Organismos internacionais multilaterais também possuem códigos, e entre eles destacamos o FMI, o Banco Mundial e a OCDE (Organização para Cooperação e Desenvolvimento Econômico). Em seus princípios de Governança Corporativa, a OCDE unificou e aprimorou e as principais práticas de governança existente em países, organismos multilaterais, empresas, investidores institucionais e outros stakeholders.
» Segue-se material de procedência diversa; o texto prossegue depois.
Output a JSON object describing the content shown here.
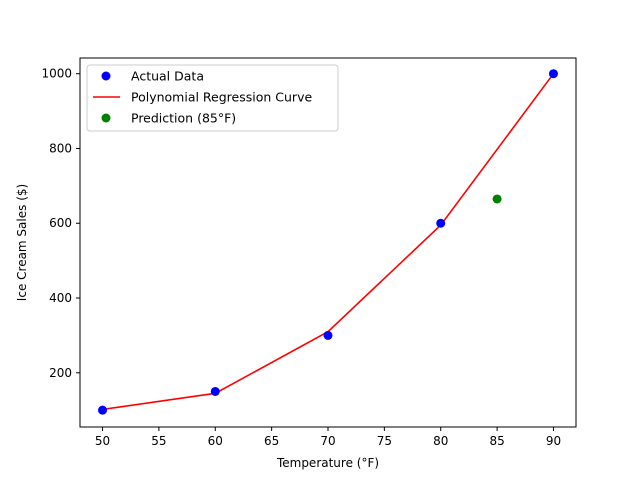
{
  "chart_data": {
    "type": "scatter",
    "title": "",
    "xlabel": "Temperature (°F)",
    "ylabel": "Ice Cream Sales ($)",
    "xlim": [
      48,
      92
    ],
    "ylim": [
      55,
      1042
    ],
    "xticks": [
      50,
      55,
      60,
      65,
      70,
      75,
      80,
      85,
      90
    ],
    "yticks": [
      200,
      400,
      600,
      800,
      1000
    ],
    "grid": false,
    "legend_position": "top-left",
    "series": [
      {
        "name": "Actual Data",
        "kind": "scatter",
        "color": "#0000ff",
        "points": [
          [
            50,
            100
          ],
          [
            60,
            150
          ],
          [
            70,
            300
          ],
          [
            80,
            600
          ],
          [
            90,
            1000
          ]
        ]
      },
      {
        "name": "Polynomial Regression Curve",
        "kind": "line",
        "color": "#ff0000",
        "points": [
          [
            50,
            102
          ],
          [
            60,
            145
          ],
          [
            70,
            310
          ],
          [
            80,
            595
          ],
          [
            90,
            1000
          ]
        ]
      },
      {
        "name": "Prediction (85°F)",
        "kind": "scatter",
        "color": "#008000",
        "points": [
          [
            85,
            665
          ]
        ]
      }
    ]
  }
}
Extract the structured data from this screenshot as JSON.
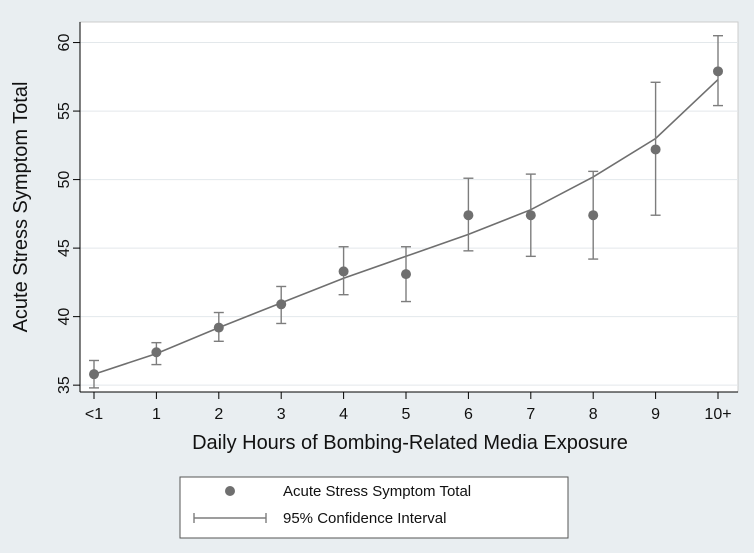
{
  "chart_data": {
    "type": "scatter",
    "xlabel": "Daily Hours of Bombing-Related Media Exposure",
    "ylabel": "Acute Stress Symptom Total",
    "categories": [
      "<1",
      "1",
      "2",
      "3",
      "4",
      "5",
      "6",
      "7",
      "8",
      "9",
      "10+"
    ],
    "ylim": [
      34.5,
      61.5
    ],
    "yticks": [
      35,
      40,
      45,
      50,
      55,
      60
    ],
    "grid": true,
    "legend_position": "bottom",
    "series": [
      {
        "name": "Acute Stress Symptom Total",
        "type": "points",
        "values": [
          35.8,
          37.4,
          39.2,
          40.9,
          43.3,
          43.1,
          47.4,
          47.4,
          47.4,
          52.2,
          57.9
        ]
      },
      {
        "name": "95% Confidence Interval",
        "type": "errorbars",
        "lower": [
          34.8,
          36.5,
          38.2,
          39.5,
          41.6,
          41.1,
          44.8,
          44.4,
          44.2,
          47.4,
          55.4
        ],
        "upper": [
          36.8,
          38.1,
          40.3,
          42.2,
          45.1,
          45.1,
          50.1,
          50.4,
          50.6,
          57.1,
          60.5
        ]
      },
      {
        "type": "fit-line",
        "values": [
          35.8,
          37.3,
          39.2,
          41.0,
          42.8,
          44.4,
          46.0,
          47.8,
          50.2,
          53.0,
          57.3
        ]
      }
    ],
    "colors": {
      "background": "#e9eef1",
      "plot_area": "#ffffff",
      "grid": "#e3e8eb",
      "marker": "#6f6f6f",
      "line": "#6f6f6f",
      "errorbar": "#7d7d7d"
    }
  }
}
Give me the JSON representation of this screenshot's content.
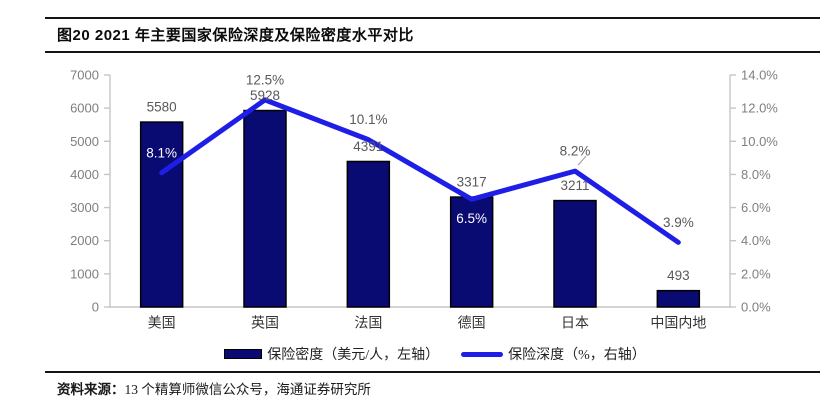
{
  "title": "图20 2021 年主要国家保险深度及保险密度水平对比",
  "source": {
    "label": "资料来源：",
    "text": "13 个精算师微信公众号，海通证券研究所"
  },
  "legend": {
    "items": [
      {
        "label": "保险密度（美元/人，左轴）",
        "swatch": "bar"
      },
      {
        "label": "保险深度（%，右轴）",
        "swatch": "line"
      }
    ]
  },
  "colors": {
    "bar_fill": "#0A0A73",
    "bar_border": "#000000",
    "line": "#1E1EE6",
    "axis_line": "#C6C6C6",
    "tick_label": "#7F7F7F",
    "value_label": "#595959",
    "inside_label": "#FFFFFF",
    "category_label": "#333333",
    "leader_line": "#A6A6A6"
  },
  "chart_data": {
    "type": "bar+line combo",
    "title": "图20 2021 年主要国家保险深度及保险密度水平对比",
    "categories": [
      "美国",
      "英国",
      "法国",
      "德国",
      "日本",
      "中国内地"
    ],
    "series": [
      {
        "name": "保险密度（美元/人，左轴）",
        "type": "bar",
        "axis": "left",
        "values": [
          5580,
          5928,
          4391,
          3317,
          3211,
          493
        ],
        "labels": [
          "5580",
          "5928",
          "4391",
          "3317",
          "3211",
          "493"
        ]
      },
      {
        "name": "保险深度（%，右轴）",
        "type": "line",
        "axis": "right",
        "values": [
          8.1,
          12.5,
          10.1,
          6.5,
          8.2,
          3.9
        ],
        "labels": [
          "8.1%",
          "12.5%",
          "10.1%",
          "6.5%",
          "8.2%",
          "3.9%"
        ]
      }
    ],
    "left_axis": {
      "min": 0,
      "max": 7000,
      "step": 1000,
      "tick_labels": [
        "7000",
        "6000",
        "5000",
        "4000",
        "3000",
        "2000",
        "1000",
        "0"
      ]
    },
    "right_axis": {
      "min": 0,
      "max": 14,
      "step": 2,
      "tick_labels": [
        "14.0%",
        "12.0%",
        "10.0%",
        "8.0%",
        "6.0%",
        "4.0%",
        "2.0%",
        "0.0%"
      ]
    },
    "grid": false,
    "legend_position": "bottom"
  }
}
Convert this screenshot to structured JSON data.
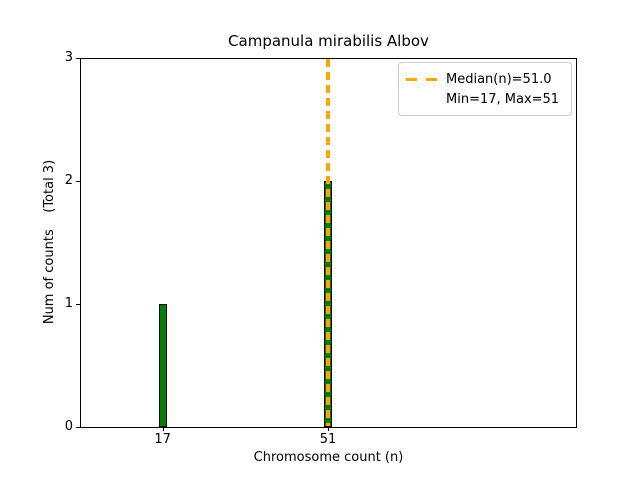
{
  "chart_data": {
    "type": "bar",
    "title": "Campanula mirabilis Albov",
    "xlabel": "Chromosome count (n)",
    "ylabel": "Num of counts    (Total 3)",
    "categories": [
      17,
      51
    ],
    "values": [
      1,
      2
    ],
    "total_counts": 3,
    "min": 17,
    "max": 51,
    "xlim": [
      0,
      102
    ],
    "ylim": [
      0,
      3
    ],
    "xticks": [
      "17",
      "51"
    ],
    "yticks": [
      "0",
      "1",
      "2",
      "3"
    ],
    "grid": false,
    "bar_color": "#008000",
    "bar_edge_color": "#000000",
    "median": {
      "value": 51.0,
      "color": "#FFA500",
      "line_style": "dashed"
    },
    "legend": {
      "position": "upper right",
      "entries": [
        {
          "label": "Median(n)=51.0",
          "marker": "orange-dashed-line"
        },
        {
          "label": "Min=17, Max=51",
          "marker": "none"
        }
      ]
    }
  }
}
Seis princípios básicos norteiam o código da OCDE, que podem ser adaptados para qualquer país. São eles:

  • Assegurar base para enquadramento eficaz da governança corporativa – conformidade com o Estado de Direito, promovendo a transparência e eficiência nos mercados

  • Direitos dos acionistas

  • Tratamento equitativo dos acionistas

  • Reconhecimento dos direitos dos stakeholders (demais partes interessadas), visando à criação de valor e riqueza, emprego e sustentabilidade financeira da empresa

  • Divulgação de informações e transparência

  • Responsabilidade do Conselho de Administração


No Brasil, o primeiro código de melhores práticas de governança foi publicado pelo IBGC (Instituto Brasileiro de Governança Corporativa) em 1999. Esta versão focava nos conselhos de administração e conflitos de interesse e foi alterada em 2001 e 2004.


Atualização do IBGC é constante. A 5ª edição, lançada em 2015, englobou temas como propriedade, Conselho Fiscal, Auditoria, Órgãos de Fiscalização e Controle, Conduta e Conflitos de Interesse.


A 6ª edição, de agosto/23, foca na sustentabilidade, ética, integridade e geração de valor a longo prazo para todas as partes interessadas (stakeholders), não apenas sócios. Adota uma abordagem principiológica (mais flexível e menos rígida), adequada para empresas de diversos portes e naturezas. O documento está disponível no portal do conhecimento do IBGC.


Também destacamos no Brasil os códigos de governança lançados por grandes empresas públicas e privadas, setor bancário, órgãos reguladores.


Como vemos, a governança corporativa já faz parte da cultura organizacional de diversos países e com a globalização será cada vez mais importante que as empresas sigam seus princípios, adaptando-os à sua realidade.


Você já pensou no tema para sua empresa?